4. Mobilitas fisik terganggu berhubungan dengan pembengkakan pada anggota tubuh.
Pelaksanaan keperawatan:
1. Melakukan Retang Pergerakan Sendi (RPS).
2. Meningkatkan tirah baring / duduk.
3. Memberikan lingkungan yang tenang.
4. Meningkatkan aktivitas sesuai toleransi.
5. Mengevaluasi respon pasien terhadap aktivitas.
5. Kerusakan integritas kulit berhubungan dengan bakteri, defisit imun, lesi pada kulit.
Pelaksanaan keperawatan:
1. Mengubah posisi di tempat tidur dan kursi sesering mungkin (tiap 2 jam sekali).
Menggunakan pelindung kaki, bantalan busa/air pada waktu berada di tempat tidur dan
pada waktu duduk di kursi.
2. Memeriksa permukaan kulit kaki yang bengkak secara rutin.
3. Menganjurkan pasien untuk melakukan rentang gerak.
4. Berkolaborasi : Rujuk pada ahli kulit. Meningkatkan sirkulasi, dan mencegah
terjadinya dekubitus.
5). Evaluasi
Evaluasi adalah proses penilaian pencapaian tujuan serta pengkajian ulang rencana
keperawatan. Tujuan evaluasi adalah menentukan kemampuan pasien dalam mencapai tujuan
yang telah ditentukan, menilai efektivitas rencana keperawatan atau strategi asuhan
keperawatan. Dalam proses keperawatan berdasarkan permasalahan yang muncul maka hal-
hal yang diharapkan pada evaluasi adalah sebagai berikut :

1.) Suhu tubuh pasien dalam batas normal.

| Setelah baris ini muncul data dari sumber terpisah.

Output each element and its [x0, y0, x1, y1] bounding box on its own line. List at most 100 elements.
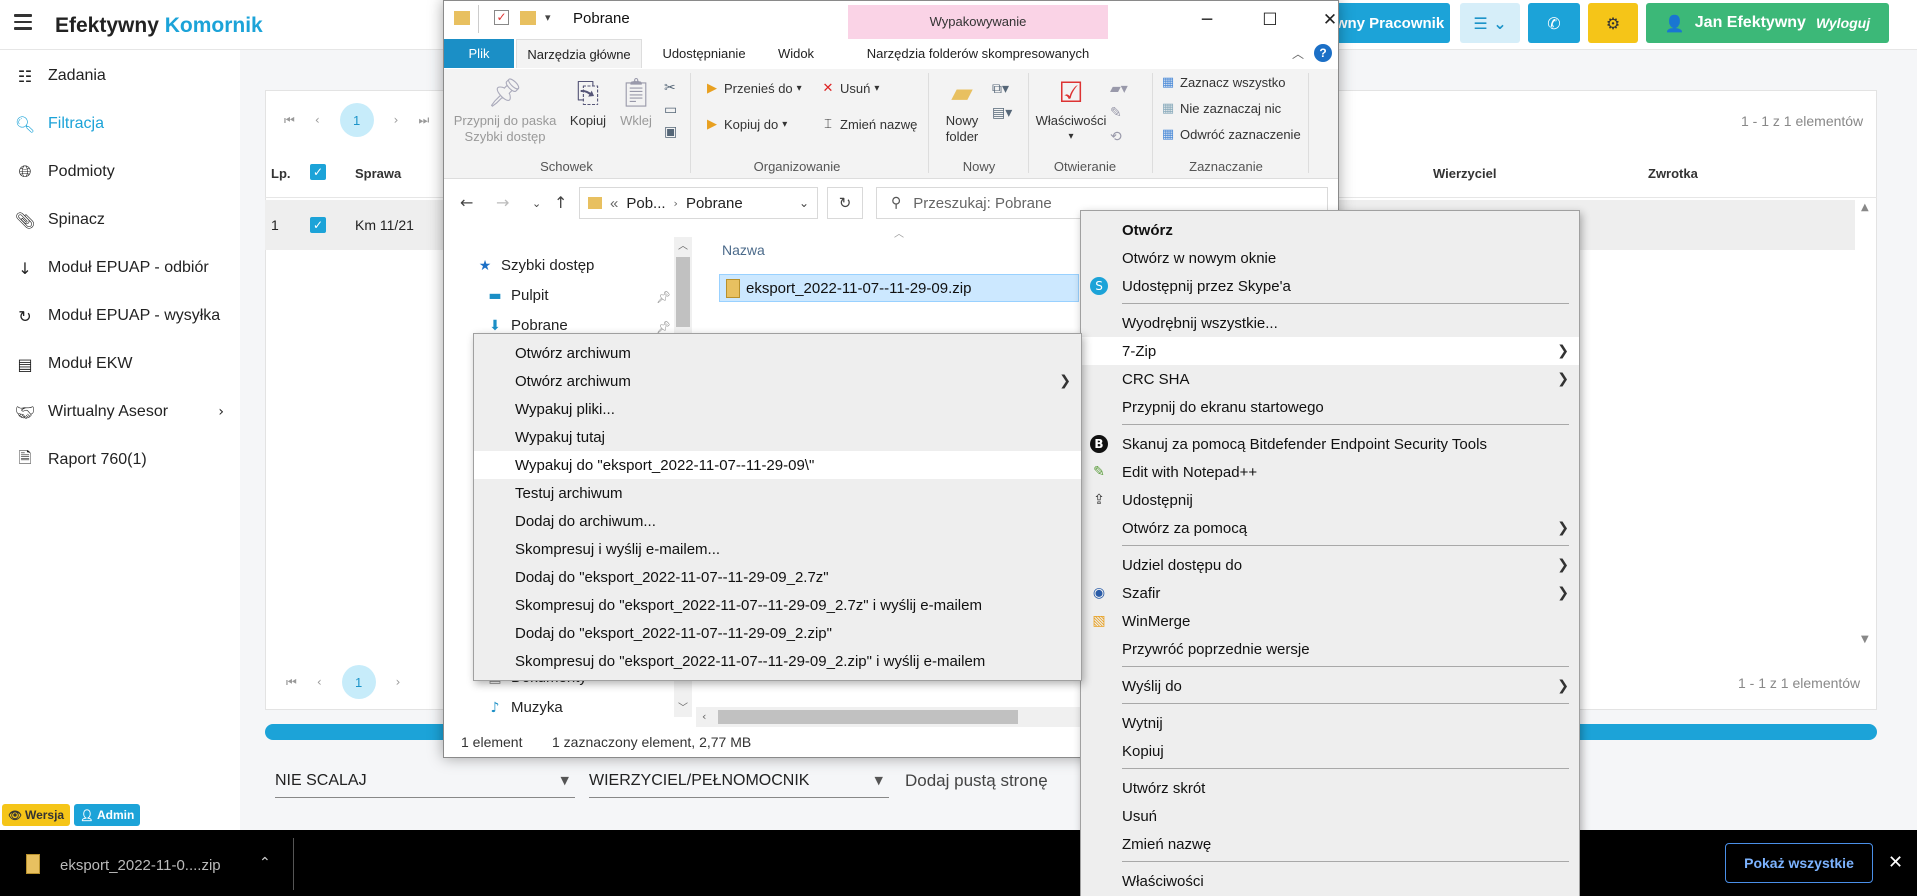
sidebar-item-zadania[interactable]: ☷ Zadania	[0, 56, 240, 96]
col-zwrotka[interactable]: Zwrotka	[1648, 166, 1698, 181]
menu-open-with[interactable]: Otwórz za pomocą ❯	[1081, 514, 1579, 542]
menu-cut[interactable]: Wytnij	[1081, 709, 1579, 737]
pin-quick-access-button[interactable]: 📌︎ Przypnij do paska Szybki dostęp	[452, 77, 558, 145]
menu-send-to[interactable]: Wyślij do ❯	[1081, 672, 1579, 700]
column-name-header[interactable]: Nazwa	[722, 242, 765, 258]
scroll-down-icon[interactable]: ﹀	[678, 699, 688, 714]
menu-pin-start[interactable]: Przypnij do ekranu startowego	[1081, 393, 1579, 421]
tab-udostepnianie[interactable]: Udostępnianie	[649, 39, 759, 68]
menu-share-skype[interactable]: S Udostępnij przez Skype'a	[1081, 272, 1579, 300]
scroll-up-icon[interactable]: ︿	[678, 237, 688, 252]
tab-narzedzia-folderow[interactable]: Narzędzia folderów skompresowanych	[848, 39, 1108, 68]
menu-delete[interactable]: Usuń	[1081, 802, 1579, 830]
sidebar-item-raport[interactable]: 🗎︎ Raport 760(1)	[0, 440, 240, 480]
address-bar[interactable]: « Pob... › Pobrane ⌄	[579, 187, 818, 219]
admin-badge[interactable]: 👤︎ Admin	[74, 804, 141, 826]
select-none-button[interactable]: ▦ Nie zaznaczaj nic	[1160, 101, 1281, 116]
7zip-open-archive-sub[interactable]: Otwórz archiwum ❯	[474, 367, 1081, 395]
sidebar-item-podmioty[interactable]: 🌐︎ Podmioty	[0, 152, 240, 192]
menu-restore-versions[interactable]: Przywróć poprzednie wersje	[1081, 635, 1579, 663]
copy-to-button[interactable]: ▶ Kopiuj do ▾	[704, 117, 787, 132]
file-item[interactable]: eksport_2022-11-07--11-29-09.zip	[719, 274, 1079, 302]
7zip-compress-7z-email[interactable]: Skompresuj do "eksport_2022-11-07--11-29…	[474, 591, 1081, 619]
chevron-down-icon[interactable]: ⌄	[799, 196, 809, 210]
col-lp[interactable]: Lp.	[271, 166, 291, 181]
new-folder-button[interactable]: ▰ Nowy folder	[934, 77, 990, 145]
menu-copy[interactable]: Kopiuj	[1081, 737, 1579, 765]
recent-locations-icon[interactable]: ⌄	[532, 197, 541, 210]
7zip-test-archive[interactable]: Testuj archiwum	[474, 479, 1081, 507]
properties-qat-icon[interactable]: ✓	[494, 10, 509, 25]
select-all-button[interactable]: ▦ Zaznacz wszystko	[1160, 75, 1286, 90]
settings-button[interactable]: ⚙	[1588, 3, 1638, 43]
7zip-add-zip[interactable]: Dodaj do "eksport_2022-11-07--11-29-09_2…	[474, 619, 1081, 647]
next-page-icon[interactable]: ›	[394, 113, 399, 127]
col-wierzyciel[interactable]: Wierzyciel	[1433, 166, 1496, 181]
breadcrumb-current[interactable]: Pobrane	[686, 195, 743, 212]
nav-music[interactable]: ♪ Muzyka	[487, 699, 563, 716]
refresh-button[interactable]: ↻	[827, 187, 863, 219]
invert-selection-button[interactable]: ▦ Odwróć zaznaczenie	[1160, 127, 1301, 142]
last-page-icon[interactable]: ⏭	[418, 113, 429, 128]
7zip-add-7z[interactable]: Dodaj do "eksport_2022-11-07--11-29-09_2…	[474, 563, 1081, 591]
prev-page-icon[interactable]: ‹	[317, 675, 322, 689]
7zip-extract-here[interactable]: Wypakuj tutaj	[474, 423, 1081, 451]
logout-link[interactable]: Wyloguj	[1816, 15, 1870, 31]
open-small-icons[interactable]: ▰▾ ✎ ⟲	[1110, 77, 1128, 149]
7zip-open-archive[interactable]: Otwórz archiwum	[474, 339, 1081, 367]
menu-crc-sha[interactable]: CRC SHA ❯	[1081, 365, 1579, 393]
menu-bitdefender-scan[interactable]: B Skanuj za pomocą Bitdefender Endpoint S…	[1081, 430, 1579, 458]
close-icon[interactable]: ✕	[1307, 5, 1353, 35]
col-sprawa[interactable]: Sprawa	[355, 166, 401, 181]
menu-rename[interactable]: Zmień nazwę	[1081, 830, 1579, 858]
up-icon[interactable]: ↑	[554, 193, 567, 212]
menu-notepadpp[interactable]: ✎ Edit with Notepad++	[1081, 458, 1579, 486]
forward-icon[interactable]: →	[496, 193, 509, 212]
prev-page-icon[interactable]: ‹	[315, 113, 320, 127]
menu-winmerge[interactable]: ▧ WinMerge	[1081, 607, 1579, 635]
menu-toggle-button[interactable]: ☰ ⌄	[1460, 3, 1520, 43]
pin-icon[interactable]: 📌︎	[656, 320, 671, 334]
breadcrumb-overflow[interactable]: «	[610, 195, 618, 212]
tab-widok[interactable]: Widok	[766, 39, 826, 68]
scroll-left-icon[interactable]: ‹	[702, 710, 706, 723]
table-scrollbar[interactable]: ▲ ▼	[1857, 198, 1877, 650]
party-select[interactable]: WIERZYCIEL/PEŁNOMOCNIK ▼	[589, 766, 889, 798]
page-number-active[interactable]: 1	[341, 665, 376, 699]
download-item[interactable]: eksport_2022-11-0....zip	[60, 857, 221, 874]
7zip-compress-zip-email[interactable]: Skompresuj do "eksport_2022-11-07--11-29…	[474, 647, 1081, 675]
rename-button[interactable]: ⌶ Zmień nazwę	[820, 117, 917, 132]
collapse-ribbon-icon[interactable]: ︿	[1292, 45, 1304, 62]
menu-create-shortcut[interactable]: Utwórz skrót	[1081, 774, 1579, 802]
page-number-active[interactable]: 1	[339, 103, 374, 137]
menu-give-access[interactable]: Udziel dostępu do ❯	[1081, 551, 1579, 579]
copy-button[interactable]: ⎘ Kopiuj	[564, 77, 612, 129]
tab-plik[interactable]: Plik	[444, 39, 514, 68]
sidebar-item-spinacz[interactable]: 📎︎ Spinacz	[0, 200, 240, 240]
new-item-icons[interactable]: ⧉▾ ▤▾	[992, 77, 1012, 125]
menu-open[interactable]: Otwórz	[1081, 216, 1579, 244]
merge-select[interactable]: NIE SCALAJ ▼	[275, 766, 575, 798]
version-badge[interactable]: 👁︎ Wersja	[2, 804, 71, 826]
7zip-compress-email[interactable]: Skompresuj i wyślij e-mailem...	[474, 535, 1081, 563]
sidebar-item-wirtualny-asesor[interactable]: 🤝︎ Wirtualny Asesor ›	[0, 392, 240, 432]
maximize-icon[interactable]: ☐	[1247, 5, 1293, 35]
move-to-button[interactable]: ▶ Przenieś do ▾	[704, 81, 802, 96]
clipboard-small-icons[interactable]: ✂ ▭ ▣	[664, 77, 677, 143]
sidebar-item-epuap-odbior[interactable]: ↓ Moduł EPUAP - odbiór	[0, 248, 240, 288]
help-icon[interactable]: ?	[1314, 44, 1332, 62]
back-icon[interactable]: ←	[460, 193, 473, 212]
7zip-extract-files[interactable]: Wypakuj pliki...	[474, 395, 1081, 423]
show-all-downloads-button[interactable]: Pokaż wszystkie	[1725, 843, 1873, 883]
sidebar-item-epuap-wysylka[interactable]: ↻ Moduł EPUAP - wysyłka	[0, 296, 240, 336]
pin-icon[interactable]: 📌︎	[656, 290, 671, 304]
nav-scrollbar-thumb[interactable]	[676, 257, 690, 327]
menu-extract-all[interactable]: Wyodrębnij wszystkie...	[1081, 309, 1579, 337]
horizontal-scrollbar-thumb[interactable]	[718, 710, 1018, 724]
nav-downloads[interactable]: ⬇ Pobrane	[487, 317, 568, 334]
sidebar-item-filtracja[interactable]: 🔍︎ Filtracja	[0, 104, 240, 144]
menu-share[interactable]: ⇪ Udostępnij	[1081, 486, 1579, 514]
tab-narzedzia-glowne[interactable]: Narzędzia główne	[516, 39, 642, 68]
7zip-add-to-archive[interactable]: Dodaj do archiwum...	[474, 507, 1081, 535]
first-page-icon[interactable]: ⏮	[286, 675, 297, 690]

2.) Nyeri berkurang atau hilang.
3.) Gambaran diri lebih nyata dan mengakui diri sebagai individu yang mempunyai
tanggung jawab sendiri.
4.) Menunjukkan perilaku yang mampu kembali melakukan aktivitas.
5.) Mempertahankan keutuhan kulit, lesi pada kulit dapat hilang.
DAFTAR PUSTAKA

Widoyono. (2008). Penyakit Tropis Epidemiologi, Penularan, Pencegahan dan


Pemberantasannya. Jakarta: Erlangga.
Soedarto. (2007). Sinopsis Kedokteran Tropis. Jakarta: Airlangga University Press.
Aziz, M. (2013). Panduan Pelayanan Medik. Jakarta: EGC.
Kunoli, F. J. (2012). Asuhan Keperawatan Penyakit Tropis. Jakarta: Trans Info Media.
Nurarif, A. H., & Kusuma, H. (2015). Aplikasi Asuhan Keperawatan Berdasarkan Diagnosis
Medis & NANDA NIC-NOC. Jogjakarta: Mediaction.